Purpose: Colorectal cancer is one of the most common and deadliest cancer types worldwide. In the last years, changes in the mitochondrial DNA (mtDNA) copy number have been described to correlate with the prognostic outcome for colorectal cancer patients by impacting different tumorigenic properties. One key regulator of mtDNA is the mitochondrial transcription factor A (TFAM) that acts as a limiting factor of mtDNA copy number. Here, we investigated the effect of TFAM deficiency on mtDNA and tumorigenic properties in the human colorectal cancer cell line SW480.

Methods: TFAM expression was stably downregulated in the colorectal cancer cell line SW480 using the CRISPR-Cas9 approach. To dissect the molecular alterations induced by deletion of TFAM, RNA sequencing and gene set enrichment analysis was performed on TFAM-wild-type and TFAM-deficient SW480 cells. Functional consequences of TFAM downregulation were assessed in cellular assays.

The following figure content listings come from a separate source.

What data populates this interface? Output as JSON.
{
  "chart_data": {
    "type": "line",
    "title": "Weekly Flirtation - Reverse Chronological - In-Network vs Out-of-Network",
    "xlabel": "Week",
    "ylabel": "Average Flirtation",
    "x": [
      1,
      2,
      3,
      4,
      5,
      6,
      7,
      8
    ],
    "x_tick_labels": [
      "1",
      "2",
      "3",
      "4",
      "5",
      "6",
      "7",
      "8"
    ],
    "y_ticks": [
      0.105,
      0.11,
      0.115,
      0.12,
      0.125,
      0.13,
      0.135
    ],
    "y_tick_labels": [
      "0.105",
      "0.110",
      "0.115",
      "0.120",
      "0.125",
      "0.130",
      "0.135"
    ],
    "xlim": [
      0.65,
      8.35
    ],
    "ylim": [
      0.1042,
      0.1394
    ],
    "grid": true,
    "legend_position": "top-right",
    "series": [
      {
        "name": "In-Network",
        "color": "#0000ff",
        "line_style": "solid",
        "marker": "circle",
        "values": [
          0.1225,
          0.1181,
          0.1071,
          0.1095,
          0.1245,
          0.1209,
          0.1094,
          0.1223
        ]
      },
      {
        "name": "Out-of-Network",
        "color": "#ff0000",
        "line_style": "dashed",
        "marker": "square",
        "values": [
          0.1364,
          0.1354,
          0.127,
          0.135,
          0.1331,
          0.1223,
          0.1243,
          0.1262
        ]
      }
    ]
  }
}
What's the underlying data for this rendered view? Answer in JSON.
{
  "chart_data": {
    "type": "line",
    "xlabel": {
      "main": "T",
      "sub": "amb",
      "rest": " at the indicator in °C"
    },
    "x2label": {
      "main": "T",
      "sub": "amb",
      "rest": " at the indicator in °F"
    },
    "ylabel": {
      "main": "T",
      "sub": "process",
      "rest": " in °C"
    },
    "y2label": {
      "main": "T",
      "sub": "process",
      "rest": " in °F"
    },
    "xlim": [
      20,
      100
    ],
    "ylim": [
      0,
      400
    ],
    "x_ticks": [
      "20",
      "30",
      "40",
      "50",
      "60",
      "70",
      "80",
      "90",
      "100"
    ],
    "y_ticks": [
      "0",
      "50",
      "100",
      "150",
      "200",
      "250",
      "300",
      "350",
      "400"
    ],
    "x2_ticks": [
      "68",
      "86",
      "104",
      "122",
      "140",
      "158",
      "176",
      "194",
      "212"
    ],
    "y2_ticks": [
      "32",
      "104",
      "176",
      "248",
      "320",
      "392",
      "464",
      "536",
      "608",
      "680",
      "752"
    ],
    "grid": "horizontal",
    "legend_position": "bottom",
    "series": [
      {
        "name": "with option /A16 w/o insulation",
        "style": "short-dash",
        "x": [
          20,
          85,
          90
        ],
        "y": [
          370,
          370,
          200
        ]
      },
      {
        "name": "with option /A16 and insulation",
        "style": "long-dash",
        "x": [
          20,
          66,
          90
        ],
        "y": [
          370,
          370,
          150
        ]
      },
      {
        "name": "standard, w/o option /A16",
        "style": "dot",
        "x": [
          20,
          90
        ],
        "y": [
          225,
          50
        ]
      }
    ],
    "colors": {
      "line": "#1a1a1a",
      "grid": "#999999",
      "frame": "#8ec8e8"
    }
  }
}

Results: We showed that TFAM deficiency leads to decreased mtDNA copy number and reduced expression of mtDNA-encoded genes. TFAM-deficient cells also revealed higher activity of senescence-associated β-galactosidase and decreased cell growth parameters. Moreover, RNA sequencing showed that the expression of cyclin dependent kinase inhibitor 1A (CDKN1A/p21) is significantly increased in TFAM-deficient cells.

Conclusion: Our results suggest that TFAM-induced changes of the mitochondrial genome lead to upregulated CDKN1A/p21 expression in colorectal cancer cells identifying p21 as a new possible linker between mitochondria and nucleus.